The next stop on our drive-about was at the man-made Canyon Lake. This lake backs up water from the Guadalupe River and is a water source for Austin and San Antonio. During our stop at the overlook, we noted the lake level was low.

This was another reminiscence stop for me. Six of us GIs from Ft. Sam spent the 4th of July weekend in 1970 at Canyon Lake. There was a recreation concession run by the military at one of the marinas. For a couple of bucks a day, we rented a small fishing boat with a motor and a few of us at a time would tool around the lake drinking beer and enjoying the sun. We swam in the cool water, ate what and when we wanted, relishing our respite from the Army. We slept on the beach or in the van we rented as transportation. I remember getting horrible sunburned on my lily white legs. Slowed me down for a few days. 

On our way to Fredericksburg, we stopped by another famous town, Luckenbach, population 3. It was made famous by two music events: the recording of the album “Viva Terlingua” by Jerry Jeff Walker and The Lost Gonzo Band at the Luckenbach Dancehall; and the release a few years later of the song “Luckenbach, Texas (Back to the Basics of Love)” by Waylon Jennings with support from Willie Nelson. This ghost town sports a general store that serves as a souvenir shop that includes merchandise with the town’s motto “Everybody’s Somebody in Luckenbach.” The dancehall opens every day at 4 PM for dancing to live music when available or a jukebox. Down by the South Grape Creek is an outdoor stage where music groups perform. If you listen closely, you might hear Waylon, Willie and the boys singing.

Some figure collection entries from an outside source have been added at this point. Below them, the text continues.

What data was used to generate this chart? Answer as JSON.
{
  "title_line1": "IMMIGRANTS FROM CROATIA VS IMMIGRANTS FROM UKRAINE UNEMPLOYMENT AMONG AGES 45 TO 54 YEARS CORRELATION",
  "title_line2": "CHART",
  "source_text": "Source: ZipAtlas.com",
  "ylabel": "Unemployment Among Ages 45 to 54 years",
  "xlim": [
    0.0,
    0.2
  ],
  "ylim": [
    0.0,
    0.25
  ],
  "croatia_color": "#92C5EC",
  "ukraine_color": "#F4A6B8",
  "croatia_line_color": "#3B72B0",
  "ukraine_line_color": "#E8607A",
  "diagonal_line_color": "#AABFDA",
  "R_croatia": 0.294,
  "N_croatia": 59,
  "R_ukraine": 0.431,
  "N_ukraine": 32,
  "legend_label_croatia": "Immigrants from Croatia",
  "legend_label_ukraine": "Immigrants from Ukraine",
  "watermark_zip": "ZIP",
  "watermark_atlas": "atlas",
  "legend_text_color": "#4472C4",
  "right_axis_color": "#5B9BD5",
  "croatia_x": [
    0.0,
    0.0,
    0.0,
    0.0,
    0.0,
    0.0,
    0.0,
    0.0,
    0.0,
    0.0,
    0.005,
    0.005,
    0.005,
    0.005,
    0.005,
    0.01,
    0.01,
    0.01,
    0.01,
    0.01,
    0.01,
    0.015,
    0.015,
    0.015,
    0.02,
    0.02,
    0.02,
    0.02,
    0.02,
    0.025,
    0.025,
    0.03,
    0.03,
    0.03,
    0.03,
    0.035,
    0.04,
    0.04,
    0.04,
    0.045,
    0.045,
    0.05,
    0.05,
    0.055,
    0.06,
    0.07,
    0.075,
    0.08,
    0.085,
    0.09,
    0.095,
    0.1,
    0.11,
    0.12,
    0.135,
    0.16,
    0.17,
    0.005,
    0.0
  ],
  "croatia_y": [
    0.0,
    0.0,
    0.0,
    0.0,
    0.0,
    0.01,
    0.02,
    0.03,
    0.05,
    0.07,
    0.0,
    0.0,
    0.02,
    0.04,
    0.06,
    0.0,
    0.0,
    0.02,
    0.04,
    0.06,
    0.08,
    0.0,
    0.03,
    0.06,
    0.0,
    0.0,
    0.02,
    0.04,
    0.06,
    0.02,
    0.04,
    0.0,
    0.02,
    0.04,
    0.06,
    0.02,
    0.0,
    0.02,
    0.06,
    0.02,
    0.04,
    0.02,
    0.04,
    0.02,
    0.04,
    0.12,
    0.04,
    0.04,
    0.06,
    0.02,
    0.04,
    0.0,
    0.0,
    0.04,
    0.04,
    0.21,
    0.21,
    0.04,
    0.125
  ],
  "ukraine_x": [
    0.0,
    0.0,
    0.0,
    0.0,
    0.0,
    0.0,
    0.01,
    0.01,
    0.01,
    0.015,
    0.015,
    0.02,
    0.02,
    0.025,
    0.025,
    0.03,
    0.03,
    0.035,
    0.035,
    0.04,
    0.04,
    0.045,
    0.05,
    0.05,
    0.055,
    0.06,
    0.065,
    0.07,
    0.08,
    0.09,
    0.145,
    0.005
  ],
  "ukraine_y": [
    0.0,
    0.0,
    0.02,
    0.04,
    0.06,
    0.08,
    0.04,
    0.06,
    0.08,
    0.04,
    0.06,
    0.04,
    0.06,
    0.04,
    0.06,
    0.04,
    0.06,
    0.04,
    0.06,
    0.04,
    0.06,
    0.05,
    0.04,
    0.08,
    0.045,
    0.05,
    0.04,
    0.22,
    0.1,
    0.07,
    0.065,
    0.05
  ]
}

During our travels around Fredericksburg, we stopped along the country roads for a few photos of the charming Hill Country scenery.

Our last stop before heading back to Houston for our flight home was at the LBJ Ranch that is a part of the Lyndon Baines Johnson National Historic Park near Johnson City. At the entrance, we picked up a CD for an audio tour of the drive into the ranch. We spent a lot of time with the exhibits in the visitor center. We both remembered the Johnson administration that took over after the assassination of John F. Kennedy in 1963. We toured the house that was known as the “Texas White House.” President Johnson would often bring foreign visitors to his ranch, driving them around in his Lincoln convertible. He also has an Amphicar, a car that was road worthy and amphibious. He would surprise guests by driving toward and into a lake or the nearby Pedernales River, roaring with laughter at their fright. Near the house is the cemetery where LBJ is buried. The grounds between the house and the river were so peaceful, a good place for an eternal rest.

Thanks for riding along on my quick trip around San Antonio, Texas. If you are game and three minutes, click here to listen to one of my favorite songs about San Antonio by one of my favorite singers, Pasty Cline.

Until next week, happy virtual travels!

Tom

2 thoughts on ““Old San Antone”

  1. A great gallery of images from San Antonio! I have only been there once, but I look forward to returning again. You had an opportunity to visit nearby places that I didn’t get a chance to see. Some of them will surely be on my list. Thanks for sharing.